While Aibika can select and include files to be included in the package automatically or statically, some resources require additional processing.
SSL certificate verification
Let’s consider a simple example of downloading a file from the Internet through HTTPS.
download.rb
:
#!/usr/bin/env ruby
# frozen_string_literal: true
require 'open-uri'
require 'pathname'
base_url = 'https://github.com/oneclick/rubyinstaller2/releases/download/RubyInstaller-3.1.4-1/'
fn = 'rubyinstaller-3.1.4-1-x64.exe'
url = URI.join(base_url, fn)
filename = Pathname.new(Dir.pwd).join(fn)
puts "Downloading #{url} to #{filename.relative_path_from(Dir.pwd)} ..."
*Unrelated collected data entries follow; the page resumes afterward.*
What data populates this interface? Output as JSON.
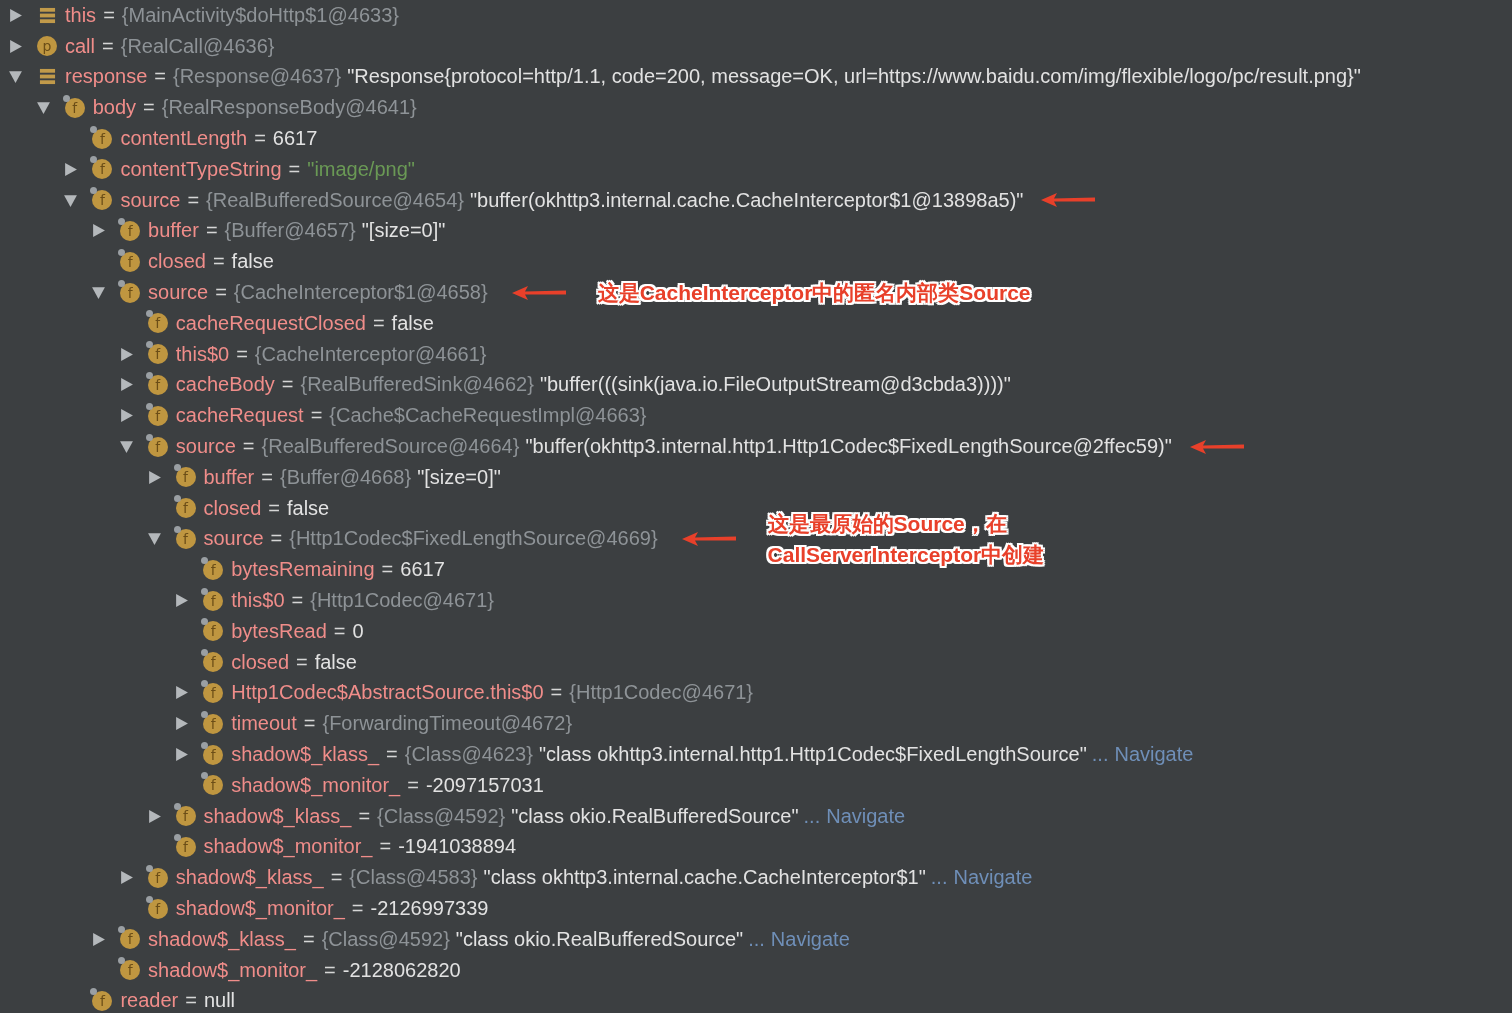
{
  "tree": [
    {
      "kind": "list",
      "name": "this",
      "eq": "=",
      "type": "{MainActivity$doHttp$1@4633}",
      "expanded": false
    },
    {
      "kind": "param",
      "badge": "p",
      "name": "call",
      "eq": "=",
      "type": "{RealCall@4636}",
      "expanded": false
    },
    {
      "kind": "list",
      "name": "response",
      "eq": "=",
      "type": "{Response@4637}",
      "value": "\"Response{protocol=http/1.1, code=200, message=OK, url=https://www.baidu.com/img/flexible/logo/pc/result.png}\"",
      "expanded": true,
      "children": [
        {
          "kind": "field",
          "badge": "f",
          "name": "body",
          "eq": "=",
          "type": "{RealResponseBody@4641}",
          "expanded": true,
          "children": [
            {
              "kind": "field",
              "badge": "f",
              "name": "contentLength",
              "eq": "=",
              "value": "6617"
            },
            {
              "kind": "string_field",
              "badge": "f",
              "name": "contentTypeString",
              "eq": "=",
              "value": "\"image/png\"",
              "expanded": false
            },
            {
              "kind": "field",
              "badge": "f",
              "name": "source",
              "eq": "=",
              "type": "{RealBufferedSource@4654}",
              "value": "\"buffer(okhttp3.internal.cache.CacheInterceptor$1@13898a5)\"",
              "arrow": true,
              "expanded": true,
              "children": [
                {
                  "kind": "field",
                  "badge": "f",
                  "name": "buffer",
                  "eq": "=",
                  "type": "{Buffer@4657}",
                  "value": "\"[size=0]\"",
                  "expanded": false
                },
                {
                  "kind": "field",
                  "badge": "f",
                  "name": "closed",
                  "eq": "=",
                  "value": "false"
                },
                {
                  "kind": "field",
                  "badge": "f",
                  "name": "source",
                  "eq": "=",
                  "type": "{CacheInterceptor$1@4658}",
                  "arrow": true,
                  "note": "这是CacheInterceptor中的匿名内部类Source",
                  "expanded": true,
                  "children": [
                    {
                      "kind": "field",
                      "badge": "f",
                      "name": "cacheRequestClosed",
                      "eq": "=",
                      "value": "false"
                    },
                    {
                      "kind": "field",
                      "badge": "f",
                      "name": "this$0",
                      "eq": "=",
                      "type": "{CacheInterceptor@4661}",
                      "expanded": false
                    },
                    {
                      "kind": "field",
                      "badge": "f",
                      "name": "cacheBody",
                      "eq": "=",
                      "type": "{RealBufferedSink@4662}",
                      "value": "\"buffer(((sink(java.io.FileOutputStream@d3cbda3))))\"",
                      "expanded": false
                    },
                    {
                      "kind": "field",
                      "badge": "f",
                      "name": "cacheRequest",
                      "eq": "=",
                      "type": "{Cache$CacheRequestImpl@4663}",
                      "expanded": false
                    },
                    {
                      "kind": "field",
                      "badge": "f",
                      "name": "source",
                      "eq": "=",
                      "type": "{RealBufferedSource@4664}",
                      "value": "\"buffer(okhttp3.internal.http1.Http1Codec$FixedLengthSource@2ffec59)\"",
                      "arrow": true,
                      "expanded": true,
                      "children": [
                        {
                          "kind": "field",
                          "badge": "f",
                          "name": "buffer",
                          "eq": "=",
                          "type": "{Buffer@4668}",
                          "value": "\"[size=0]\"",
                          "expanded": false
                        },
                        {
                          "kind": "field",
                          "badge": "f",
                          "name": "closed",
                          "eq": "=",
                          "value": "false"
                        },
                        {
                          "kind": "field",
                          "badge": "f",
                          "name": "source",
                          "eq": "=",
                          "type": "{Http1Codec$FixedLengthSource@4669}",
                          "arrow": true,
                          "note": "这是最原始的Source，在\nCallServerInterceptor中创建",
                          "expanded": true,
                          "children": [
                            {
                              "kind": "field",
                              "badge": "f",
                              "name": "bytesRemaining",
                              "eq": "=",
                              "value": "6617"
                            },
                            {
                              "kind": "field",
                              "badge": "f",
                              "name": "this$0",
                              "eq": "=",
                              "type": "{Http1Codec@4671}",
                              "expanded": false
                            },
                            {
                              "kind": "field",
                              "badge": "f",
                              "name": "bytesRead",
                              "eq": "=",
                              "value": "0"
                            },
                            {
                              "kind": "field",
                              "badge": "f",
                              "name": "closed",
                              "eq": "=",
                              "value": "false"
                            },
                            {
                              "kind": "field",
                              "badge": "f",
                              "name": "Http1Codec$AbstractSource.this$0",
                              "eq": "=",
                              "type": "{Http1Codec@4671}",
                              "expanded": false
                            },
                            {
                              "kind": "field",
                              "badge": "f",
                              "name": "timeout",
                              "eq": "=",
                              "type": "{ForwardingTimeout@4672}",
                              "expanded": false
                            },
                            {
                              "kind": "field",
                              "badge": "f",
                              "name": "shadow$_klass_",
                              "eq": "=",
                              "type": "{Class@4623}",
                              "value": "\"class okhttp3.internal.http1.Http1Codec$FixedLengthSource\"",
                              "more": "...",
                              "link": "Navigate",
                              "expanded": false
                            },
                            {
                              "kind": "field",
                              "badge": "f",
                              "name": "shadow$_monitor_",
                              "eq": "=",
                              "value": "-2097157031"
                            }
                          ]
                        },
                        {
                          "kind": "field",
                          "badge": "f",
                          "name": "shadow$_klass_",
                          "eq": "=",
                          "type": "{Class@4592}",
                          "value": "\"class okio.RealBufferedSource\"",
                          "more": "...",
                          "link": "Navigate",
                          "expanded": false
                        },
                        {
                          "kind": "field",
                          "badge": "f",
                          "name": "shadow$_monitor_",
                          "eq": "=",
                          "value": "-1941038894"
                        }
                      ]
                    },
                    {
                      "kind": "field",
                      "badge": "f",
                      "name": "shadow$_klass_",
                      "eq": "=",
                      "type": "{Class@4583}",
                      "value": "\"class okhttp3.internal.cache.CacheInterceptor$1\"",
                      "more": "...",
                      "link": "Navigate",
                      "expanded": false
                    },
                    {
                      "kind": "field",
                      "badge": "f",
                      "name": "shadow$_monitor_",
                      "eq": "=",
                      "value": "-2126997339"
                    }
                  ]
                },
                {
                  "kind": "field",
                  "badge": "f",
                  "name": "shadow$_klass_",
                  "eq": "=",
                  "type": "{Class@4592}",
                  "value": "\"class okio.RealBufferedSource\"",
                  "more": "...",
                  "link": "Navigate",
                  "expanded": false
                },
                {
                  "kind": "field",
                  "badge": "f",
                  "name": "shadow$_monitor_",
                  "eq": "=",
                  "value": "-2128062820"
                }
              ]
            },
            {
              "kind": "field",
              "badge": "f",
              "name": "reader",
              "eq": "=",
              "value": "null"
            }
          ]
        }
      ]
    }
  ]
}
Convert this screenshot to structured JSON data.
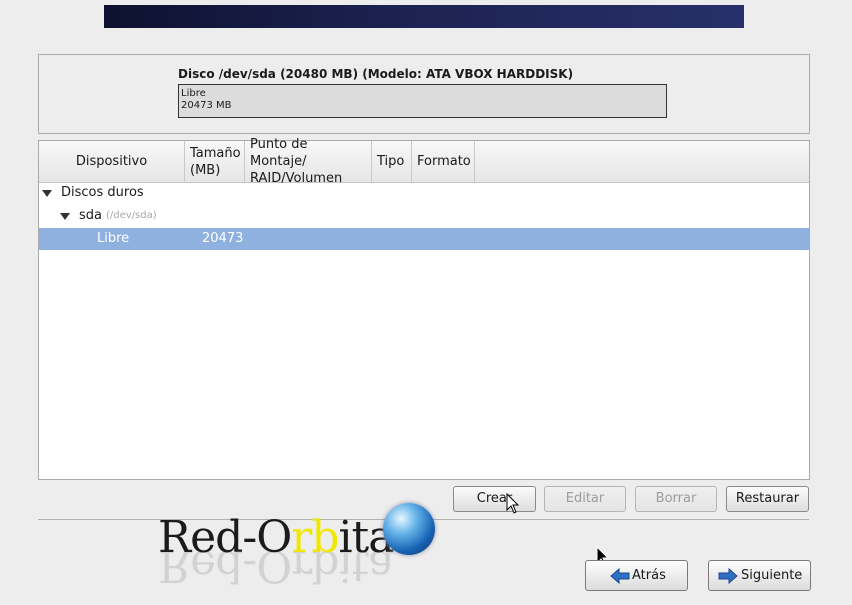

File.open(filename, "wb") do |file|
URI.open(url, "rb") do |url_file|
file.write(url_file.read)
end
rescue OpenURI::HTTPError => e
puts "OpenURI HTTP error: #{e.message}"
rescue OpenSSL::SSL::SSLError => e
puts "OpenSSL SSL error: #{e.message}"
end
This script works if executed 'as is' outside Aikiba.
However, it ends with an error when it is run as packaged by Aibika:
$ ./download.rb
Downloading https://github.com/oneclick/rubyinstaller2/releases/download/
RubyInstaller-3.1.4-1/rubyinstaller-3.1.4-1-x64.exe
to rubyinstaller-3.1.4-1-x64.exe ...
OpenSSL SSL error: SSL_connect returned=1 errno=0 peeraddr=140.82.121.4:443
state=error: certificate verify failed
(unable to get local issuer certificate)
This is because the package created by Aibika runs in a virtual environment, isolated from the "normal" host environment.
The problem is root certificates are housed in the host environment, and the SSL
processing routines in Ruby in the Aibika package (through the packaged
openssl
gem) does not know how to find these certificates on the host.
Supporting SSL verification
To solve the problem described above, two approaches are possible:
-
deploy Aibika package with root certificates included
-
let the packaged program look for local root certificates
Since the purpose of packaging is to create a program that has no external dependencies, typically, the first option is suitable.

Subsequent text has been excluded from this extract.